There are several indicators that your irises need dividing. When they stop producing the number of blooms they usually produced and also when the rhizomes begin to protrude out of the ground. Because of overcrowding below, rhizomes will fight over living space, pushing and shoving until a couple become dislodged and are forced too close to the surface. It will be easy to identify the root system as it pushes itself out of the ground being that it looks like a mass of cooked spaghetti.
Do not transplant irises in the spring. The best time to transplant is during the summer, right after the plant has finished producing blooms. Early fall is acceptable as well.

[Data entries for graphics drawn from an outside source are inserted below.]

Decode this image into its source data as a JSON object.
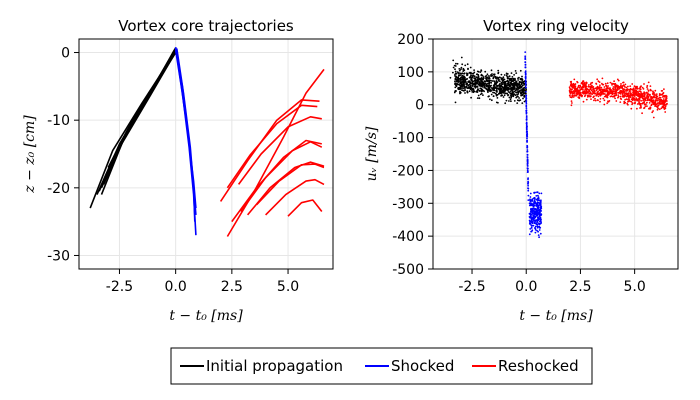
{
  "colors": {
    "initial": "#000000",
    "shocked": "#0000ff",
    "reshocked": "#ff0000"
  },
  "legend": {
    "entries": [
      {
        "label": "Initial propagation",
        "color": "#000000"
      },
      {
        "label": "Shocked",
        "color": "#0000ff"
      },
      {
        "label": "Reshocked",
        "color": "#ff0000"
      }
    ],
    "placement": "bottom-center"
  },
  "chart_data": [
    {
      "type": "line",
      "title": "Vortex core trajectories",
      "xlabel": "t − t₀ [ms]",
      "ylabel": "z − z₀ [cm]",
      "xlim": [
        -4.3,
        7.0
      ],
      "ylim": [
        -32,
        2
      ],
      "xticks": [
        -2.5,
        0.0,
        2.5,
        5.0
      ],
      "xtick_labels": [
        "-2.5",
        "0.0",
        "2.5",
        "5.0"
      ],
      "yticks": [
        0,
        -10,
        -20,
        -30
      ],
      "ytick_labels": [
        "0",
        "-10",
        "-20",
        "-30"
      ],
      "grid": true,
      "series": [
        {
          "name": "Initial propagation",
          "color": "#000000",
          "lines": [
            [
              [
                -3.8,
                -23.0
              ],
              [
                -2.8,
                -14.5
              ],
              [
                -1.5,
                -7.5
              ],
              [
                0.0,
                0.2
              ]
            ],
            [
              [
                -3.5,
                -21.0
              ],
              [
                -2.5,
                -13.5
              ],
              [
                -1.2,
                -6.5
              ],
              [
                0.0,
                0.0
              ]
            ],
            [
              [
                -3.3,
                -20.0
              ],
              [
                -2.3,
                -12.5
              ],
              [
                -1.0,
                -5.5
              ],
              [
                -0.1,
                0.0
              ]
            ],
            [
              [
                -3.2,
                -19.0
              ],
              [
                -2.2,
                -11.8
              ],
              [
                -1.0,
                -5.2
              ],
              [
                0.0,
                0.5
              ]
            ],
            [
              [
                -3.1,
                -18.2
              ],
              [
                -2.1,
                -11.3
              ],
              [
                -0.9,
                -4.8
              ],
              [
                0.0,
                0.3
              ]
            ],
            [
              [
                -3.0,
                -17.5
              ],
              [
                -2.0,
                -10.8
              ],
              [
                -0.9,
                -4.5
              ],
              [
                0.0,
                0.6
              ]
            ],
            [
              [
                -3.3,
                -21.0
              ],
              [
                -2.4,
                -13.5
              ],
              [
                -1.1,
                -6.2
              ],
              [
                0.0,
                0.1
              ]
            ],
            [
              [
                -3.2,
                -19.5
              ],
              [
                -2.3,
                -12.8
              ],
              [
                -1.1,
                -5.8
              ],
              [
                -0.05,
                0.4
              ]
            ],
            [
              [
                -3.4,
                -20.5
              ],
              [
                -2.4,
                -13.0
              ],
              [
                -1.2,
                -6.0
              ],
              [
                0.0,
                0.0
              ]
            ],
            [
              [
                -3.0,
                -17.0
              ],
              [
                -2.0,
                -10.5
              ],
              [
                -0.8,
                -4.2
              ],
              [
                0.0,
                0.7
              ]
            ]
          ]
        },
        {
          "name": "Shocked",
          "color": "#0000ff",
          "lines": [
            [
              [
                0.0,
                0.8
              ],
              [
                0.3,
                -6
              ],
              [
                0.6,
                -14
              ],
              [
                0.8,
                -21
              ],
              [
                0.9,
                -27
              ]
            ],
            [
              [
                0.0,
                0.5
              ],
              [
                0.3,
                -5
              ],
              [
                0.6,
                -13
              ],
              [
                0.8,
                -20
              ],
              [
                0.85,
                -25
              ]
            ],
            [
              [
                0.05,
                0.6
              ],
              [
                0.35,
                -6
              ],
              [
                0.65,
                -14
              ],
              [
                0.9,
                -24
              ]
            ],
            [
              [
                0.0,
                0.3
              ],
              [
                0.25,
                -5
              ],
              [
                0.55,
                -12
              ],
              [
                0.8,
                -19
              ],
              [
                0.9,
                -23
              ]
            ],
            [
              [
                0.0,
                0.7
              ],
              [
                0.3,
                -5.5
              ],
              [
                0.6,
                -13.5
              ],
              [
                0.85,
                -22
              ]
            ]
          ]
        },
        {
          "name": "Reshocked",
          "color": "#ff0000",
          "lines": [
            [
              [
                2.3,
                -27.2
              ],
              [
                3.5,
                -20.5
              ],
              [
                4.8,
                -12.5
              ],
              [
                5.8,
                -6.0
              ],
              [
                6.6,
                -2.5
              ]
            ],
            [
              [
                2.0,
                -22.0
              ],
              [
                3.2,
                -16.0
              ],
              [
                4.5,
                -10.0
              ],
              [
                5.6,
                -7.0
              ],
              [
                6.4,
                -7.2
              ]
            ],
            [
              [
                2.3,
                -20.0
              ],
              [
                3.3,
                -15.2
              ],
              [
                4.5,
                -10.5
              ],
              [
                5.6,
                -7.8
              ],
              [
                6.3,
                -8.0
              ]
            ],
            [
              [
                2.8,
                -19.5
              ],
              [
                3.8,
                -15.0
              ],
              [
                5.0,
                -11.0
              ],
              [
                6.0,
                -9.5
              ],
              [
                6.5,
                -9.8
              ]
            ],
            [
              [
                2.5,
                -25.0
              ],
              [
                3.6,
                -20.0
              ],
              [
                4.8,
                -15.5
              ],
              [
                5.8,
                -13.0
              ],
              [
                6.5,
                -13.5
              ]
            ],
            [
              [
                2.9,
                -23.5
              ],
              [
                4.0,
                -18.5
              ],
              [
                5.2,
                -14.5
              ],
              [
                6.0,
                -13.2
              ],
              [
                6.5,
                -14.0
              ]
            ],
            [
              [
                3.2,
                -24.0
              ],
              [
                4.2,
                -20.0
              ],
              [
                5.3,
                -17.0
              ],
              [
                6.0,
                -16.2
              ],
              [
                6.6,
                -16.8
              ]
            ],
            [
              [
                3.6,
                -22.5
              ],
              [
                4.6,
                -19.0
              ],
              [
                5.6,
                -16.6
              ],
              [
                6.2,
                -16.5
              ],
              [
                6.6,
                -17.0
              ]
            ],
            [
              [
                4.0,
                -24.0
              ],
              [
                4.9,
                -21.0
              ],
              [
                5.8,
                -19.0
              ],
              [
                6.2,
                -18.8
              ],
              [
                6.6,
                -19.5
              ]
            ],
            [
              [
                5.0,
                -24.2
              ],
              [
                5.6,
                -22.2
              ],
              [
                6.1,
                -21.8
              ],
              [
                6.5,
                -23.5
              ]
            ]
          ]
        }
      ]
    },
    {
      "type": "scatter",
      "title": "Vortex ring velocity",
      "xlabel": "t − t₀ [ms]",
      "ylabel": "uᵥ [m/s]",
      "xlim": [
        -4.3,
        7.0
      ],
      "ylim": [
        -500,
        200
      ],
      "xticks": [
        -2.5,
        0.0,
        2.5,
        5.0
      ],
      "xtick_labels": [
        "-2.5",
        "0.0",
        "2.5",
        "5.0"
      ],
      "yticks": [
        200,
        100,
        0,
        -100,
        -200,
        -300,
        -400,
        -500
      ],
      "ytick_labels": [
        "200",
        "100",
        "0",
        "-100",
        "-200",
        "-300",
        "-400",
        "-500"
      ],
      "grid": true,
      "series": [
        {
          "name": "Initial propagation",
          "color": "#000000",
          "clusters": [
            {
              "x": [
                -3.3,
                0.0
              ],
              "y_center": [
                70,
                50
              ],
              "spread": 18,
              "n": 900
            },
            {
              "x": [
                -3.5,
                -2.5
              ],
              "y_center": [
                110,
                80
              ],
              "spread": 30,
              "n": 40
            }
          ]
        },
        {
          "name": "Shocked",
          "color": "#0000ff",
          "clusters": [
            {
              "x": [
                -0.05,
                0.1
              ],
              "y_center": [
                150,
                -280
              ],
              "spread": 12,
              "n": 120
            },
            {
              "x": [
                0.15,
                0.7
              ],
              "y_center": [
                -330,
                -330
              ],
              "spread": 28,
              "n": 300
            }
          ]
        },
        {
          "name": "Reshocked",
          "color": "#ff0000",
          "clusters": [
            {
              "x": [
                2.0,
                4.5
              ],
              "y_center": [
                45,
                40
              ],
              "spread": 14,
              "n": 500
            },
            {
              "x": [
                4.5,
                6.5
              ],
              "y_center": [
                35,
                5
              ],
              "spread": 16,
              "n": 450
            }
          ]
        }
      ]
    }
  ]
}
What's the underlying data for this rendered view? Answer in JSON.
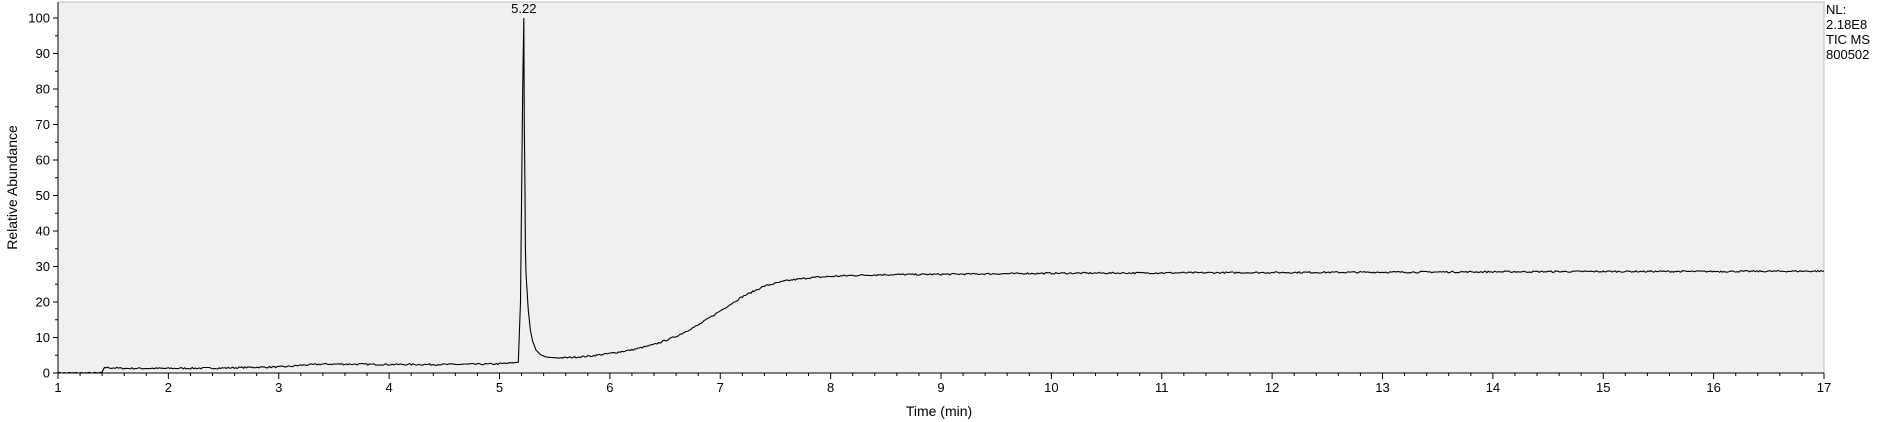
{
  "info": {
    "nl_label": "NL:",
    "nl_value": "2.18E8",
    "scan_filter": "TIC  MS",
    "file_name": "800502"
  },
  "chart_data": {
    "type": "line",
    "title": "",
    "xlabel": "Time (min)",
    "ylabel": "Relative Abundance",
    "xlim": [
      1,
      17
    ],
    "ylim": [
      0,
      100
    ],
    "xticks": [
      1,
      2,
      3,
      4,
      5,
      6,
      7,
      8,
      9,
      10,
      11,
      12,
      13,
      14,
      15,
      16,
      17
    ],
    "yticks": [
      0,
      10,
      20,
      30,
      40,
      50,
      60,
      70,
      80,
      90,
      100
    ],
    "grid": false,
    "plot_background": "#f0f0f0",
    "line_color": "#000000",
    "peak_annotations": [
      {
        "label": "5.22",
        "x": 5.22,
        "y": 100
      }
    ],
    "series": [
      {
        "x": [
          1.0,
          1.4,
          1.42,
          1.45,
          1.6,
          2.0,
          2.5,
          2.75,
          3.0,
          3.12,
          3.2,
          3.4,
          3.6,
          4.0,
          4.5,
          4.9,
          5.0,
          5.1,
          5.17,
          5.19,
          5.21,
          5.22,
          5.225,
          5.23,
          5.235,
          5.24,
          5.26,
          5.28,
          5.3,
          5.33,
          5.37,
          5.42,
          5.5,
          5.6,
          5.8,
          6.0,
          6.2,
          6.4,
          6.6,
          6.8,
          7.0,
          7.2,
          7.4,
          7.6,
          7.8,
          8.0,
          8.2,
          8.5,
          9.0,
          10.0,
          11.0,
          12.0,
          13.0,
          14.0,
          15.0,
          16.0,
          17.0
        ],
        "y": [
          0.0,
          0.0,
          1.6,
          1.5,
          1.3,
          1.3,
          1.4,
          1.6,
          1.7,
          1.9,
          2.2,
          2.5,
          2.5,
          2.4,
          2.4,
          2.5,
          2.6,
          2.8,
          3.0,
          20.0,
          80.0,
          100.0,
          70.0,
          54.0,
          35.0,
          28.0,
          18.0,
          12.0,
          9.0,
          6.5,
          5.2,
          4.5,
          4.3,
          4.3,
          4.7,
          5.5,
          6.5,
          8.0,
          10.3,
          13.5,
          17.5,
          21.5,
          24.5,
          26.0,
          26.8,
          27.2,
          27.5,
          27.7,
          27.8,
          28.1,
          28.2,
          28.3,
          28.4,
          28.5,
          28.6,
          28.6,
          28.7
        ]
      }
    ]
  }
}
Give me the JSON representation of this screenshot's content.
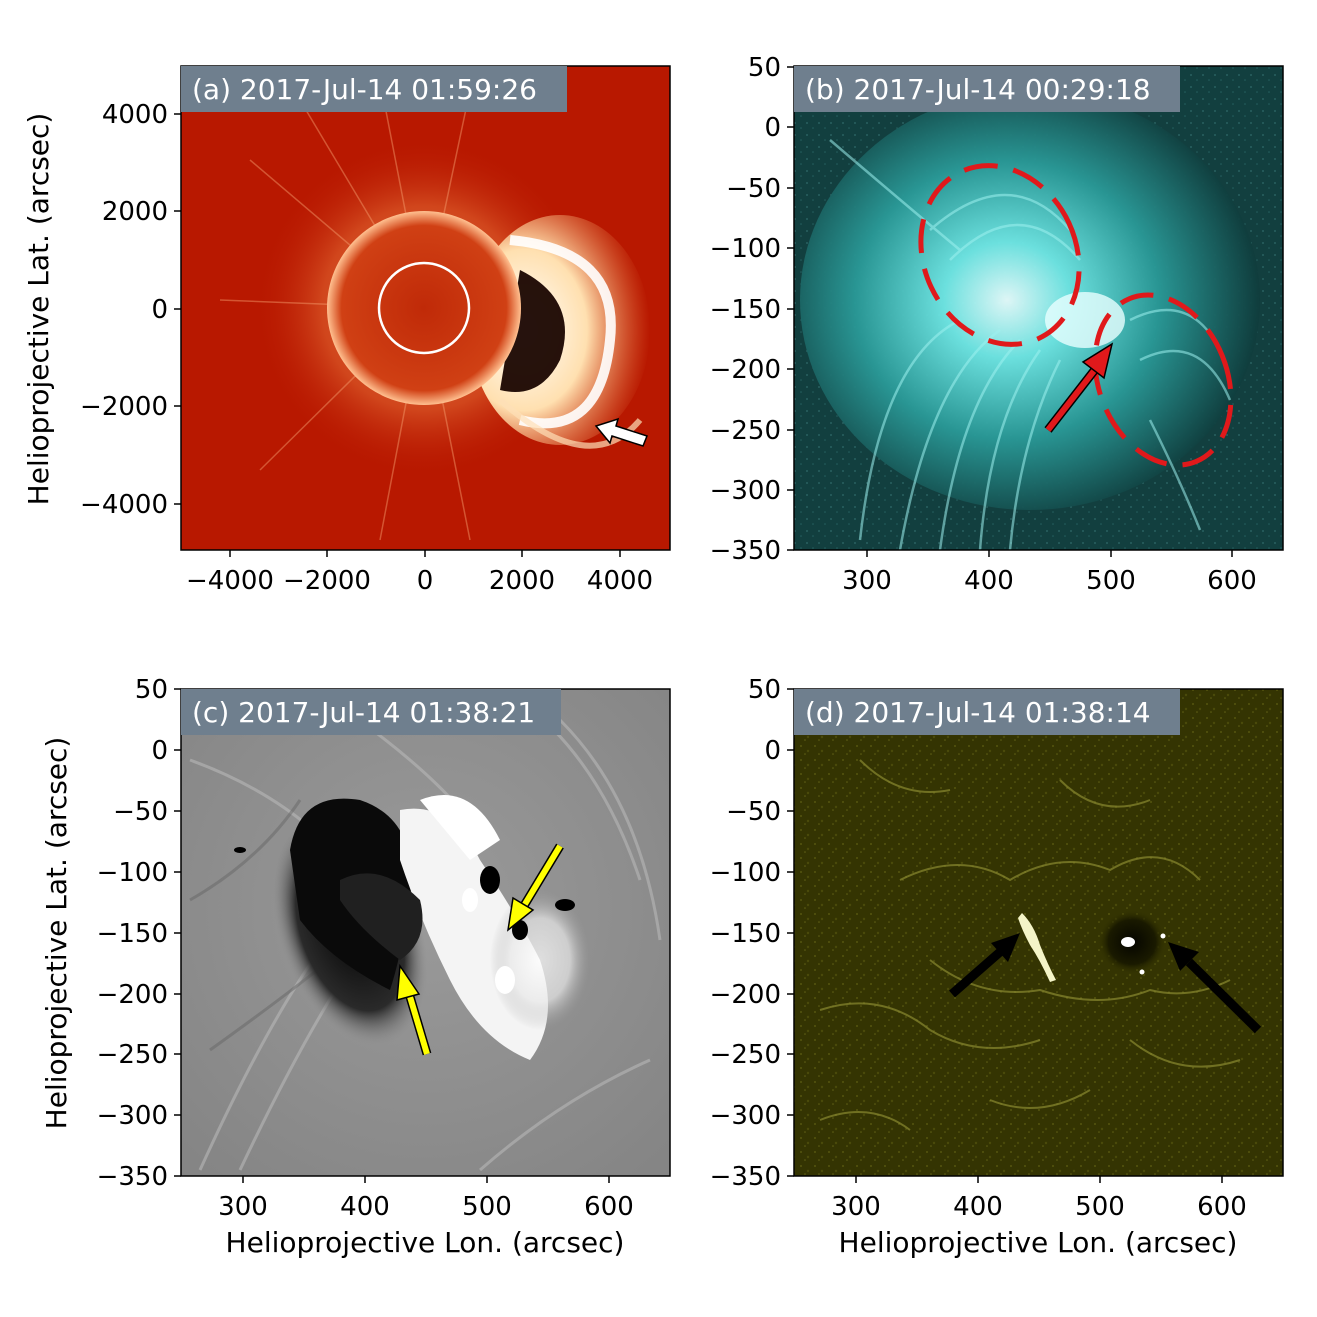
{
  "panels": [
    {
      "id": "a",
      "title": "(a) 2017-Jul-14 01:59:26",
      "xticks": [
        "−4000",
        "−2000",
        "0",
        "2000",
        "4000"
      ],
      "yticks": [
        "4000",
        "2000",
        "0",
        "−2000",
        "−4000"
      ],
      "ylabel": "Helioprojective Lat. (arcsec)",
      "xlabel": ""
    },
    {
      "id": "b",
      "title": "(b) 2017-Jul-14 00:29:18",
      "xticks": [
        "300",
        "400",
        "500",
        "600"
      ],
      "yticks": [
        "50",
        "0",
        "−50",
        "−100",
        "−150",
        "−200",
        "−250",
        "−300",
        "−350"
      ],
      "ylabel": "",
      "xlabel": ""
    },
    {
      "id": "c",
      "title": "(c) 2017-Jul-14 01:38:21",
      "xticks": [
        "300",
        "400",
        "500",
        "600"
      ],
      "yticks": [
        "50",
        "0",
        "−50",
        "−100",
        "−150",
        "−200",
        "−250",
        "−300",
        "−350"
      ],
      "ylabel": "Helioprojective Lat. (arcsec)",
      "xlabel": "Helioprojective Lon. (arcsec)"
    },
    {
      "id": "d",
      "title": "(d) 2017-Jul-14 01:38:14",
      "xticks": [
        "300",
        "400",
        "500",
        "600"
      ],
      "yticks": [
        "50",
        "0",
        "−50",
        "−100",
        "−150",
        "−200",
        "−250",
        "−300",
        "−350"
      ],
      "ylabel": "",
      "xlabel": "Helioprojective Lon. (arcsec)"
    }
  ],
  "colors": {
    "panel_a_bg": "#b81800",
    "panel_b_bg": "#0f3c3c",
    "panel_c_bg": "#8a8a8a",
    "panel_d_bg": "#333300",
    "title_box": "#6f7f8e",
    "red_annotation": "#e0191b",
    "yellow_arrow": "#ffff00",
    "black_arrow": "#000000",
    "white_arrow": "#ffffff"
  }
}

When you are dividing, dig up the clump of rhizomes, pulling out as much of the root system from the ground as possible. Afterwards, remove as much of the dirt as you can so you can see the different rhizomes. You may then begin breaking the clump apart. Each rhizome should be divided into three or four pieces, with each piece having at least one fan of leaves attached to it. In the center, there will be rhizomes that have no leaves. These can be thrown away. Once you have your separate rhizomes, you can replant them the same way as when you originally planted them.